Others note that grassroots medical personnel are already underpaid, and “if this goes on, doctors from public hospitals would switch to private ones.”
More harm than good?
On the one hand are the ordinary patients struggling with rising medical costs, and on the other are grassroots healthcare workers facing decreasing benefits. Both sides face economic pressures, but have totally opposite attitudes toward medical corruption, highlighting the distorted state of China’s healthcare system. Indeed, this is a challenging issue to resolve in the country’s anti-corruption efforts.
My experience as an outpatient in both public and private hospitals during my time in Shanghai is very different. Expensive private clinics offer a pleasant environment without long queues, where doctors and nurses are amiable and responsive. In contrast, public hospitals, though affordable, are constantly crowded, with security personnel needed to maintain order at the entrance.
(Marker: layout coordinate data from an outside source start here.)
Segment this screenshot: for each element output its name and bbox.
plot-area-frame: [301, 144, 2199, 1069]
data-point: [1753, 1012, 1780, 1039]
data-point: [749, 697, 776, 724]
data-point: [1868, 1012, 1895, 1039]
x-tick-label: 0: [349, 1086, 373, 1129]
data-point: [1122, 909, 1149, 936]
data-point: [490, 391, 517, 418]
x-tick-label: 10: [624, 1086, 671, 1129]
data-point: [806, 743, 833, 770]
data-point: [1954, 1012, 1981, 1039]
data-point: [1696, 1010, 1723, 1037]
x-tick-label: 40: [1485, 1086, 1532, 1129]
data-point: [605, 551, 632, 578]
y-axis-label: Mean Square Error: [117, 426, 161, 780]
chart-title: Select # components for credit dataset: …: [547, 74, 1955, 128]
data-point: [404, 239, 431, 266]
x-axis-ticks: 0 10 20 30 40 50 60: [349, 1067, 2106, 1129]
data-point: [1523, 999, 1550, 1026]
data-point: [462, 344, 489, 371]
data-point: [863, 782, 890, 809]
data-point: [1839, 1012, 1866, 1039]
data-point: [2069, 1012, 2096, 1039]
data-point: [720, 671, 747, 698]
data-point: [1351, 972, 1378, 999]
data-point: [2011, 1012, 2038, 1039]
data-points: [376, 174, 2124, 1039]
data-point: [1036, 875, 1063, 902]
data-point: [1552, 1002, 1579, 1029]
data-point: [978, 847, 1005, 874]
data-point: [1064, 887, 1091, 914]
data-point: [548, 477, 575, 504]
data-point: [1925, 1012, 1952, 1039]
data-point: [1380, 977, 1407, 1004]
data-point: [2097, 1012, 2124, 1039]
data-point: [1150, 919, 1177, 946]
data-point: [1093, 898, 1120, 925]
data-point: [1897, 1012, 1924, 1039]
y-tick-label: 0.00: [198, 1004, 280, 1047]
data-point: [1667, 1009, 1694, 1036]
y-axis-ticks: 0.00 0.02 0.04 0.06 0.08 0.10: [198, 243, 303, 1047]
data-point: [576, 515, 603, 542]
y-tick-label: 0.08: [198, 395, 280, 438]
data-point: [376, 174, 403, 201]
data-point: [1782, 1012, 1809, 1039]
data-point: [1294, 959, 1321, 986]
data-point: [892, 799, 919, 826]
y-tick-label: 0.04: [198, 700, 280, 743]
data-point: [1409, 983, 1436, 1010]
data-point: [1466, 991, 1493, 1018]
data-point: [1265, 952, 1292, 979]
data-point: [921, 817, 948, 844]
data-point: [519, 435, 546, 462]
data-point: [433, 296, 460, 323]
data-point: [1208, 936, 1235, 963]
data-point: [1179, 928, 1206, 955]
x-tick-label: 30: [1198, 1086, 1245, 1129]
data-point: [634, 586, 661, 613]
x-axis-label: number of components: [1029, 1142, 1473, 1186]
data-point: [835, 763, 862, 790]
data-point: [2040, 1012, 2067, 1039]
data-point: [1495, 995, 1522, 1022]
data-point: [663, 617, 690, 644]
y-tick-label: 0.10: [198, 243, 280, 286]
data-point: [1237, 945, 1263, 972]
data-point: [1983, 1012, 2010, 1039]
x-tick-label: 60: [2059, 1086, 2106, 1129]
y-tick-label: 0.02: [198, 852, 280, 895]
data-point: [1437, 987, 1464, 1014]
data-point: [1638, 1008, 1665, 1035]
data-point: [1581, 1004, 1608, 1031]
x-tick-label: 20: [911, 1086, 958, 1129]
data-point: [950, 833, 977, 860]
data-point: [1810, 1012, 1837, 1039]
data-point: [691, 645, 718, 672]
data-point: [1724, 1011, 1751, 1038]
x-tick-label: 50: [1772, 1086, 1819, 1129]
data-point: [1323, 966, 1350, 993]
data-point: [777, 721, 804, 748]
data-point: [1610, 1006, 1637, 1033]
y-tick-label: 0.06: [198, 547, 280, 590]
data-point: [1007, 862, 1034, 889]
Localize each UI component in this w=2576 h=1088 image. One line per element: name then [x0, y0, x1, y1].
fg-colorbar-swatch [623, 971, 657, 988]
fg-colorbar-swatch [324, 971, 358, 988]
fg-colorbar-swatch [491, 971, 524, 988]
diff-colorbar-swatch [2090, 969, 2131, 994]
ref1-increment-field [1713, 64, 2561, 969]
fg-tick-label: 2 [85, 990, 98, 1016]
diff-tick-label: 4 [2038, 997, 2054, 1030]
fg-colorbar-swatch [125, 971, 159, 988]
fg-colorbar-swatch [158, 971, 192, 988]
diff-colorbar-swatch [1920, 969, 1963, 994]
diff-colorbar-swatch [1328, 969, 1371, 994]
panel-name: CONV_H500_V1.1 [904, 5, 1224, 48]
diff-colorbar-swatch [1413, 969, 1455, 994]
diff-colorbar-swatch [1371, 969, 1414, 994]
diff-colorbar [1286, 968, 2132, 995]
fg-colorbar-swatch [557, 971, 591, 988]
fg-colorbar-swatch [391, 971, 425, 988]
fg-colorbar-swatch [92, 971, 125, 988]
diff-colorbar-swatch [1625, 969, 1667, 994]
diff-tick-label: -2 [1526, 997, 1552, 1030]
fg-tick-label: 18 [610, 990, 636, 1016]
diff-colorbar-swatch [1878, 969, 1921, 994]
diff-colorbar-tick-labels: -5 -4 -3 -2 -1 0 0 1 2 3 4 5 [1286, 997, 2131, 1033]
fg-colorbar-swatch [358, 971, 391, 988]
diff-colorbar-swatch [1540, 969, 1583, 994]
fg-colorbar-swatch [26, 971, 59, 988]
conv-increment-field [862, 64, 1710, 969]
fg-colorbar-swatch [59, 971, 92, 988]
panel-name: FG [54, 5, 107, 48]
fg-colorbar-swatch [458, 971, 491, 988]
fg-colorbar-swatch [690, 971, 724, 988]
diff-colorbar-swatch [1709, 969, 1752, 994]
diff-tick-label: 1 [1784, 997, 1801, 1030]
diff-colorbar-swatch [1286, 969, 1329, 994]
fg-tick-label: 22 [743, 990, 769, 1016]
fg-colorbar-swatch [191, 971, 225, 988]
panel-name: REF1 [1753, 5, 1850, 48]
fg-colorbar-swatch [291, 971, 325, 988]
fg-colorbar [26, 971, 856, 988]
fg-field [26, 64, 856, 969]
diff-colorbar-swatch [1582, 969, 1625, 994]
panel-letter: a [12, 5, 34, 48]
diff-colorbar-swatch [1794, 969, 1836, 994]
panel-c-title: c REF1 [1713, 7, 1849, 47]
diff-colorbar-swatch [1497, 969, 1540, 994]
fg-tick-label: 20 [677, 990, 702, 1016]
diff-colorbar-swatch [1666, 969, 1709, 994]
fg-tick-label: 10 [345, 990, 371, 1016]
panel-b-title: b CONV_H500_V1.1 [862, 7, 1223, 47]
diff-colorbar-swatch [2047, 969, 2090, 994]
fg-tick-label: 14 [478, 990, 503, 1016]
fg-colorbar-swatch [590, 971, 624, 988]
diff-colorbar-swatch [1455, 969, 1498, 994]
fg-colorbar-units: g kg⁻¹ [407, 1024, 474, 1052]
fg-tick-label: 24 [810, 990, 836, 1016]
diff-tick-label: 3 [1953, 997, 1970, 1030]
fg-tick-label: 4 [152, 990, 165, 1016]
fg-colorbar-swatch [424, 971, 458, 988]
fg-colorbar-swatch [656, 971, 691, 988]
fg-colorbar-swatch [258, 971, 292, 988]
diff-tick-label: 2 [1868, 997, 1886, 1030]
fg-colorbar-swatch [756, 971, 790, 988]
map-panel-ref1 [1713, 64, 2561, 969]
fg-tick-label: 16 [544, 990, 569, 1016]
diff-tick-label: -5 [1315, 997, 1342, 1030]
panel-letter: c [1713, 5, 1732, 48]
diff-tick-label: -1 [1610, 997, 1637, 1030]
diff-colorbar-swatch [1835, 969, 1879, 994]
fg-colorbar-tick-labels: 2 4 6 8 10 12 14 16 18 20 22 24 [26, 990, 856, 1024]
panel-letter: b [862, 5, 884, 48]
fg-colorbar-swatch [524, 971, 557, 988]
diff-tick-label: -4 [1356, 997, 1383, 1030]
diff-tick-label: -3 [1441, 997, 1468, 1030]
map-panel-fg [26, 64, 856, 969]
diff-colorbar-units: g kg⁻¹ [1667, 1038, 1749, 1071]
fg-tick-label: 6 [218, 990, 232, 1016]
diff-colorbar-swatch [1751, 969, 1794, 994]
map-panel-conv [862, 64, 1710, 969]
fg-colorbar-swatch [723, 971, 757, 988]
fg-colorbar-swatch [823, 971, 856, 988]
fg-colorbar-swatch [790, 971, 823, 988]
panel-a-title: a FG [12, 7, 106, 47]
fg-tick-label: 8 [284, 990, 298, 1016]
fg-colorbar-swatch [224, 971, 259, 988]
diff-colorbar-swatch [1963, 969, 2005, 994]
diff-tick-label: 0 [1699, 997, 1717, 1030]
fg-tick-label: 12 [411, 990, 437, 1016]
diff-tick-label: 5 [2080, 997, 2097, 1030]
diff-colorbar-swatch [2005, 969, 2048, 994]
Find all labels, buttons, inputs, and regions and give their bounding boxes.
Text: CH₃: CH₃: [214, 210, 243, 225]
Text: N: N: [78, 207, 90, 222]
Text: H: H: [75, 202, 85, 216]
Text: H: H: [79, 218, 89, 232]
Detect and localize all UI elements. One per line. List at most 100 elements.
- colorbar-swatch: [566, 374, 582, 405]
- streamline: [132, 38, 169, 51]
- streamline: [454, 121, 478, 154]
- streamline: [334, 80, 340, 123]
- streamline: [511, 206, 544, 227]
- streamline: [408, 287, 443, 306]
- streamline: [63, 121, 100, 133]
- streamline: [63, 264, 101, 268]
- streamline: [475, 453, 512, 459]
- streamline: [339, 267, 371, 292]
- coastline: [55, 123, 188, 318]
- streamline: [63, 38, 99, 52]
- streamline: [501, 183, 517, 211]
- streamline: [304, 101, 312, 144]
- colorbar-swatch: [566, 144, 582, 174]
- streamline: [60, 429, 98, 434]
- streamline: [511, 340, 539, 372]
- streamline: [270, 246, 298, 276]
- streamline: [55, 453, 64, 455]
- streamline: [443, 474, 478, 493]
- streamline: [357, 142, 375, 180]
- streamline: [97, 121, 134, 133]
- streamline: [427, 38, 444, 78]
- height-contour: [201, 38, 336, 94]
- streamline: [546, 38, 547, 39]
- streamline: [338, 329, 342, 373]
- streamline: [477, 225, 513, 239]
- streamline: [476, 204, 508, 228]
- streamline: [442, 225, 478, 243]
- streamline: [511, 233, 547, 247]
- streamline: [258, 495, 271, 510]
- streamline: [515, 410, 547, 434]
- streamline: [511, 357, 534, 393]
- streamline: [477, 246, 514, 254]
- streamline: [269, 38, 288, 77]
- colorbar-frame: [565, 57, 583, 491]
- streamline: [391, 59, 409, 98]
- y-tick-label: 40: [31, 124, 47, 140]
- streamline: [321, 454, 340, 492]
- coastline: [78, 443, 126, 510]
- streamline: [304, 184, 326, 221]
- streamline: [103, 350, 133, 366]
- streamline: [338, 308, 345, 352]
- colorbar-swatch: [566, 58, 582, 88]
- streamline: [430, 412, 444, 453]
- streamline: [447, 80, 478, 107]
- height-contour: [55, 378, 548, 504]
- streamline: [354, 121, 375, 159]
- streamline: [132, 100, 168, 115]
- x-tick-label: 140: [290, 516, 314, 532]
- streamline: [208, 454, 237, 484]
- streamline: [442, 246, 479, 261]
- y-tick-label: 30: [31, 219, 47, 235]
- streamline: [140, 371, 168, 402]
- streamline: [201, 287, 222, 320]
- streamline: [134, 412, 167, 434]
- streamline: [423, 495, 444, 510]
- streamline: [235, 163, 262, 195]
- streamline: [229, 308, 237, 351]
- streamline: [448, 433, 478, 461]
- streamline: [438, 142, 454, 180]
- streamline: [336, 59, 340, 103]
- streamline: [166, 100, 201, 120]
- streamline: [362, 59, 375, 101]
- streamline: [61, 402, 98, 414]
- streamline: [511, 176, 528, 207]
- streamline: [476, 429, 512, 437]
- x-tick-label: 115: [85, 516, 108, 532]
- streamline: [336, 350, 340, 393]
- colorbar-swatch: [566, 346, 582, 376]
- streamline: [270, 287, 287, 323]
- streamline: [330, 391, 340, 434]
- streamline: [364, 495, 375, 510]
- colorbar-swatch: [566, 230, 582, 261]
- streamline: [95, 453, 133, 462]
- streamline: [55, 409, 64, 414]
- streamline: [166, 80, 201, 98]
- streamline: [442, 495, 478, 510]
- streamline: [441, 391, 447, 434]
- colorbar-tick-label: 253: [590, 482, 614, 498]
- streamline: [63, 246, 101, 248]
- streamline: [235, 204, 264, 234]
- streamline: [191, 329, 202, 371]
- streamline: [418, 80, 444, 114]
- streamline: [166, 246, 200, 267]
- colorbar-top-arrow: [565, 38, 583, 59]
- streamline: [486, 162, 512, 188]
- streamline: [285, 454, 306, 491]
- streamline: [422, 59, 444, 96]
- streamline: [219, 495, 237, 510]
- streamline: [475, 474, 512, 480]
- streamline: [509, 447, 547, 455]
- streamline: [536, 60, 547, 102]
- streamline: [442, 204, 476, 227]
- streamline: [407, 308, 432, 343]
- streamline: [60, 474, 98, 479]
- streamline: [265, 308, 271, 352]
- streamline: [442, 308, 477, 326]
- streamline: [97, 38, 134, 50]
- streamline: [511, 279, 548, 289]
A graduate-level resident doctor may earn less than 2,000 RMB per month in their first year, far below market rates.
Many patients travel from far away, so doctors would have to seize every second to see more people. Each patient’s conversation with their doctor barely lasts 30 seconds before they are pressured by the next patient to end their consultation.
Each time I visit a public hospital, I feel for the medical staff’s plight and the patients’ difficulty in seeking medical attention — this sentiment is backed by data. Unlike developed countries where medical staff salaries account for around 60% of total hospital expenditure, this figure is only around 30% in developed Chinese cities. A graduate-level resident doctor may earn less than 2,000 RMB per month in their first year, far below market rates. This situation has led to recurring problems such as “over-treatment” and the reliance on prescribing medication for income.
On the other hand, the past three years of the pandemic have increased the financial burden on the healthcare system, and the ongoing healthcare reform has added to hospitals’ pressure to generate profit.
Friends working in hospitals have lamented that hospitals have to bear any costs above insurance limits. Towards the end of the year, almost every hospital adopts a policy of not doing procedures or taking in patients unless necessary, in order to avoid losses. In the end, it is the patients who suffer.
... if the root causes of corruption are not addressed and healthcare professionals are not compensated fairly for their efforts and societal standing, the underlying problems will persist and unintended consequences might arise.
This swift anti-corruption drive in the medical sector reminds many of the “double reduction” measures in the education sector two years ago. Even with strict regulations on extracurricular tutoring, the industry still exists but has moved underground, with higher costs. These major industry rectifications have had limited impact on alleviating “involution” and reducing the costs of having children. On the contrary, they have led to many young workers losing their jobs, contributing to the current high youth unemployment rate.
While this lightning crackdown can deter corruption in the short term by severing the complex web of vested interests in the pharmaceutical industry and reducing the “grey” income in the medical sector, if the root causes of corruption are not addressed and healthcare professionals are not compensated fairly for their efforts and societal standing, the underlying problems will persist and unintended consequences might arise.
It remains uncertain how intense this anti-corruption drive will get. Hopefully, it will not be a passing shower, but an opportunity to identify solutions that address both the symptoms and causes. In this case, healthcare workers and patients can see the rainbow after the rain.